Efficiency

Parallel computing done well is responsive and rewarding. However, several speed-bumps can get in the way. This section describes common ways to ensure performance.

Leave data on the cluster

Wait as long as possible to gather data locally. If you want to ask a question of a large piece of data on the cluster it is often faster to submit a function onto that data than to bring the data down to your local computer.

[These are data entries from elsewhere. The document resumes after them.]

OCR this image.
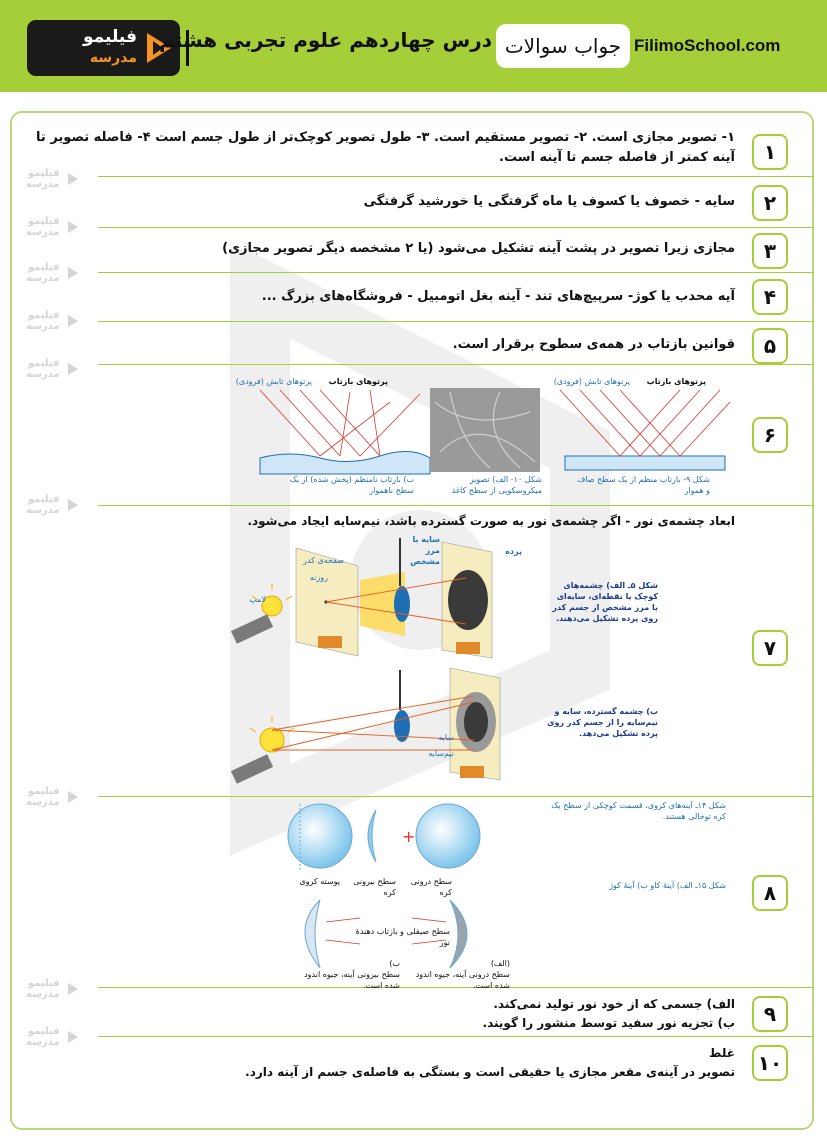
فیلیمو
مدرسه
درس چهاردهم علوم تجربی هشتم جواب سوالات FilimoSchool.com
فیلیمو
مدرسه
فیلیمو
مدرسه
فیلیمو
مدرسه
فیلیمو
مدرسه
فیلیمو
مدرسه
فیلیمو
مدرسه
فیلیمو
مدرسه
فیلیمو
مدرسه
فیلیمو
مدرسه
۱
۲
۳
۴
۵
۶
۷
۸
۹
۱۰
۱- تصویر مجازی است. ۲- تصویر مستقیم است. ۳- طول تصویر کوچک‌تر از طول جسم است ۴- فاصله تصویر تا
آینه کمتر از فاصله جسم تا آینه است.
سایه - خصوف یا کسوف یا ماه گرفتگی یا خورشید گرفتگی
مجازی زیرا تصویر در پشت آینه تشکیل می‌شود (یا ۲ مشخصه دیگر تصویر مجازی)
آیه محدب یا کوژ- سرپیچ‌های تند - آینه بغل اتومبیل - فروشگاه‌های بزرگ ...
قوانین بازتاب در همه‌ی سطوح برقرار است.
ابعاد چشمه‌ی نور - اگر چشمه‌ی نور به صورت گسترده باشد، نیم‌سایه ایجاد می‌شود.
الف) جسمی که از خود نور تولید نمی‌کند.
ب) تجزیه نور سفید توسط منشور را گویند.
غلط
تصویر در آینه‌ی مقعر مجازی یا حقیقی است و بستگی به فاصله‌ی جسم از آینه دارد.
پرتوهای تابش (فرودی)	پرتوهای بازتاب	پرتوهای تابش (فرودی)	پرتوهای بازتاب
ب) بازتاب نامنظم (پخش شده) از یک
سطح ناهموار
شکل ۱۰- الف) تصویر
میکروسکوپی از سطح کاغذ
شکل ۹- بازتاب منظم از یک سطح صاف
و هموار
سایه با مرز
مشخص
پرده
صفحه‌ی کدر
روزنه
لامپ
شکل ۵ـ الف) چشمه‌های
کوچک یا نقطه‌ای، سایه‌ای
با مرز مشخص از جسم کدر
روی پرده تشکیل می‌دهند.
ب) چشمه گسترده، سایه و
نیم‌سایه را از جسم کدر روی
پرده تشکیل می‌دهد.
سایه
نیم‌سایه
+
شکل ۱۴ـ آینه‌های کروی، قسمت کوچکی از سطح یک
کره توخالی هستند.
شکل ۱۵ـ الف) آینهٔ کاو ب) آینهٔ کوژ
پوسته کروی	سطح بیرونی کره
سطح درونی کره
سطح صیقلی و بازتاب دهندهٔ نور
ب)
سطح بیرونی آینه، جیوه اندود شده است.
(الف)
سطح درونی آینه، جیوه اندود شده است.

For example if we have a numpy array on the cluster and we want to know its shape we might choose one of the following options:

  1. Slow: Gather the numpy array to the local process, access the .shape attribute

  2. Fast: Send a lambda function up to the cluster to compute the shape

>>> x = client.submit(np.random.random, (1000, 1000))
>>> type(x)
Future

Slow

>>> x.result().shape  # Slow from lots of data transfer
(1000, 1000)

Fast

>>> client.submit(lambda a: a.shape, x).result()  # fast
(1000, 1000)

Use larger tasks

The scheduler adds about one millisecond of overhead per task or Future object. While this may sound fast it’s quite slow if you run a billion tasks. If your functions run faster than 100ms or so then you might not see any speedup from using distributed computing.

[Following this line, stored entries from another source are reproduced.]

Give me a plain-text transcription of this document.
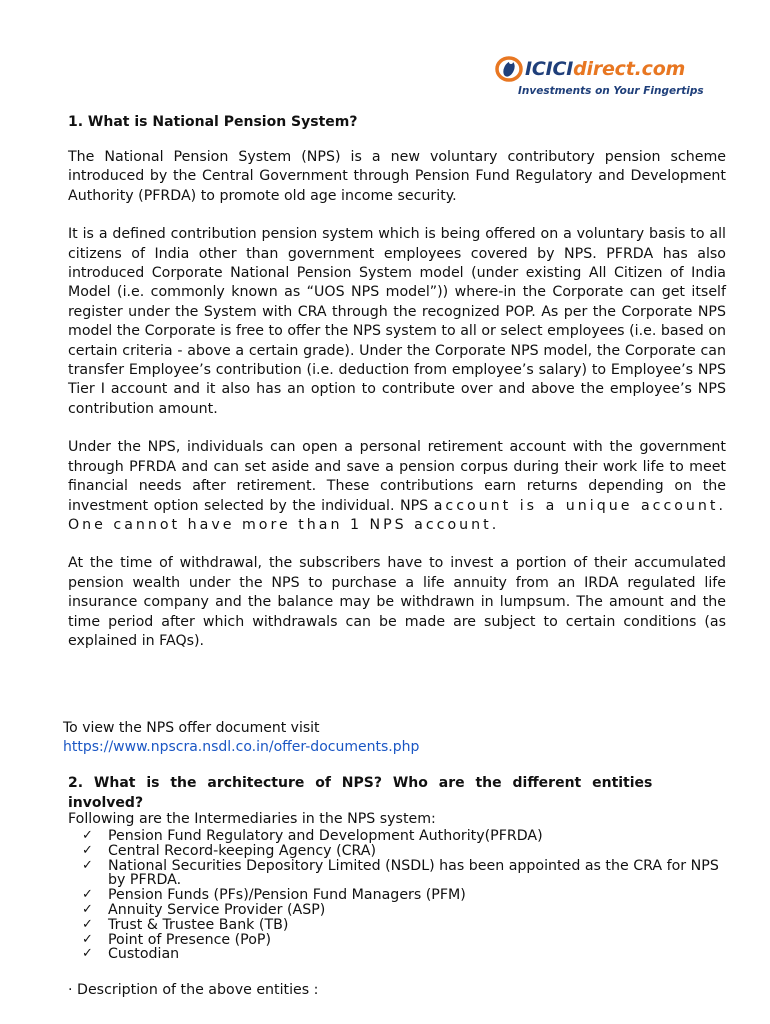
ICICIdirect.com
Investments on Your Fingertips
1. What is National Pension System?

The National Pension System (NPS) is a new voluntary contributory pension scheme introduced by the Central Government through Pension Fund Regulatory and Development Authority (PFRDA) to promote old age income security.

It is a defined contribution pension system which is being offered on a voluntary basis to all citizens of India other than government employees covered by NPS. PFRDA has also introduced Corporate National Pension System model (under existing All Citizen of India Model (i.e. commonly known as “UOS NPS model”)) where-in the Corporate can get itself register under the System with CRA through the recognized POP. As per the Corporate NPS model the Corporate is free to offer the NPS system to all or select employees (i.e. based on certain criteria - above a certain grade). Under the Corporate NPS model, the Corporate can transfer Employee’s contribution (i.e. deduction from employee’s salary) to Employee’s NPS Tier I account and it also has an option to contribute over and above the employee’s NPS contribution amount.

Under the NPS, individuals can open a personal retirement account with the government through PFRDA and can set aside and save a pension corpus during their work life to meet financial needs after retirement. These contributions earn returns depending on the investment option selected by the individual. NPS account is a unique account. One cannot have more than 1 NPS account.

At the time of withdrawal, the subscribers have to invest a portion of their accumulated pension wealth under the NPS to purchase a life annuity from an IRDA regulated life insurance company and the balance may be withdrawn in lumpsum. The amount and the time period after which withdrawals can be made are subject to certain conditions (as explained in FAQs).

To view the NPS offer document visit
https://www.npscra.nsdl.co.in/offer-documents.php
2. What is the architecture of NPS? Who are the different entities involved?
Following are the Intermediaries in the NPS system:
✓ Pension Fund Regulatory and Development Authority(PFRDA)
✓ Central Record-keeping Agency (CRA)
✓ National Securities Depository Limited (NSDL) has been appointed as the CRA for NPS by PFRDA.
✓ Pension Funds (PFs)/Pension Fund Managers (PFM)
✓ Annuity Service Provider (ASP)
✓ Trust & Trustee Bank (TB)
✓ Point of Presence (PoP)
✓ Custodian
· Description of the above entities :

A common solution is to batch your input into larger chunks.

Slow

>>> futures = client.map(f, seq)
>>> len(futures)  # avoid large numbers of futures
1000000000

Fast

>>> def f_many(chunk):
...     return [f(x) for x in chunk]

>>> from tlz import partition_all
>>> chunks = partition_all(1000000, seq)  # Collect into groups of size 1000

>>> futures = client.map(f_many, chunks)
>>> len(futures)  # Compute on larger pieces of your data at once
1000

Adjust between Threads and Processes

By default a single Worker runs many computations in parallel using as many threads as your compute node has cores. When using pure Python functions this may not be optimal and you may instead want to run several separate worker processes on each node, each using one thread. When configuring your cluster you may want to use the options to the dask worker executable as follows:

$ dask worker ip:port --nworkers 8 --nthreads 1

Note that if you’re primarily using NumPy, Pandas, SciPy, Scikit Learn, Numba, or other C/Fortran/LLVM/Cython-accelerated libraries then this is not an issue for you. Your code is likely optimal for use with multi-threading.

Don’t go distributed

Consider the dask and concurrent.futures modules, which have similar APIs to distributed but operate on a single machine. It may be that your problem performs well enough on a laptop or large workstation.

Consider accelerating your code through other means than parallelism. Better algorithms, data structures, storage formats, or just a little bit of C/Fortran/Numba code might be enough to give you the 10x speed boost that you’re looking for. Parallelism and distributed computing are expensive ways to accelerate your application.